- Directed by: Ronwaldo Reyes; Augusto Salvador;
- Screenplay by: Pablo S. Gomez; Manuel Buising;
- Produced by: Fernando Poe Jr.
- Starring: Fernando Poe Jr.
- Cinematography: Ver Reyes
- Edited by: Augusto Salvador
- Music by: Jaime Fabregas
- Production company: FPJ Productions
- Distributed by: Viva Films
- Release date: July 16, 1997;
- Running time: 112 minutes
- Country: Philippines
- Language: Filipino

= Eseng ng Tondo =

Philippine biographical action film

Eseng ng Tondo (lit. Eseng of Tondo) is a 1997 Philippine biographical action film directed by Fernando Poe Jr. (who produced the film) under the moniker Ronwaldo Reyes and Augusto Salvador (who edited the film). The film, based on the life of Lt. Eusebio Natividad, known as Eseng 45, stars Poe as the titular policeman.

==Plot==
Lt. Eusebio Natividad, known as Eseng 45, is known for his honesty, fair judgment and incredible marksmanship, which wins him admirers, but also earns him enemies who want him dead.
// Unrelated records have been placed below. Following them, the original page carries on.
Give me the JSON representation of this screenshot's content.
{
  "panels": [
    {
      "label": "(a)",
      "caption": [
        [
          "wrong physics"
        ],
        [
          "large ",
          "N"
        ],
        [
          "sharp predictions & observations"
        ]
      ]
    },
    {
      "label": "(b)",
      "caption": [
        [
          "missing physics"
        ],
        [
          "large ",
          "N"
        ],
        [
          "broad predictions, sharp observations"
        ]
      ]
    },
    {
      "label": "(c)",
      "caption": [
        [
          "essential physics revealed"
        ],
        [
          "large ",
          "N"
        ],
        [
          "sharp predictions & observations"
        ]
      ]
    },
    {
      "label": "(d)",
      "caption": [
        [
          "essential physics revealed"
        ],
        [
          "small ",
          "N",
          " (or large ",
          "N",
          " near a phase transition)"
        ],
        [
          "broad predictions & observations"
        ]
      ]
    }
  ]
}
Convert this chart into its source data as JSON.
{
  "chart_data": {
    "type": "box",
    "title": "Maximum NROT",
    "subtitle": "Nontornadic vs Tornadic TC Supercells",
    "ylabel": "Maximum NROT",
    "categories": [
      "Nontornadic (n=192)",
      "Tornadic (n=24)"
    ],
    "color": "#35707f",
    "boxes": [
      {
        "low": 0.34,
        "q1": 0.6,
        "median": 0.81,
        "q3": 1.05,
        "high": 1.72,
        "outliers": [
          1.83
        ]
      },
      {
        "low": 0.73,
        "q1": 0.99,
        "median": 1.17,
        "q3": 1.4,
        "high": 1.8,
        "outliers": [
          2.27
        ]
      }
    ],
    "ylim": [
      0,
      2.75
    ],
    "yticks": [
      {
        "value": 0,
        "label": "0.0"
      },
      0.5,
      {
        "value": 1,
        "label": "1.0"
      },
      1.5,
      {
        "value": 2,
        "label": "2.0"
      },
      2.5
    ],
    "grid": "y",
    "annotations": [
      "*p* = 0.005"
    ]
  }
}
His encounter with various women who usually serve as his informers, such as Elvie, who owns a nightclub, earns the jealousy of his wife Digna.

==Cast==
- Fernando Poe Jr. as P/Lt. Eusebio "Eseng" Natividad
- Ina Raymundo as Elvie
- Jenny Syquia as Digna
- Chuck Perez as Dado
- Mandy Ochoa as Chito

== Production ==
The film was edited by Augusto Salvador, a frequent collaborator of Poe Jr.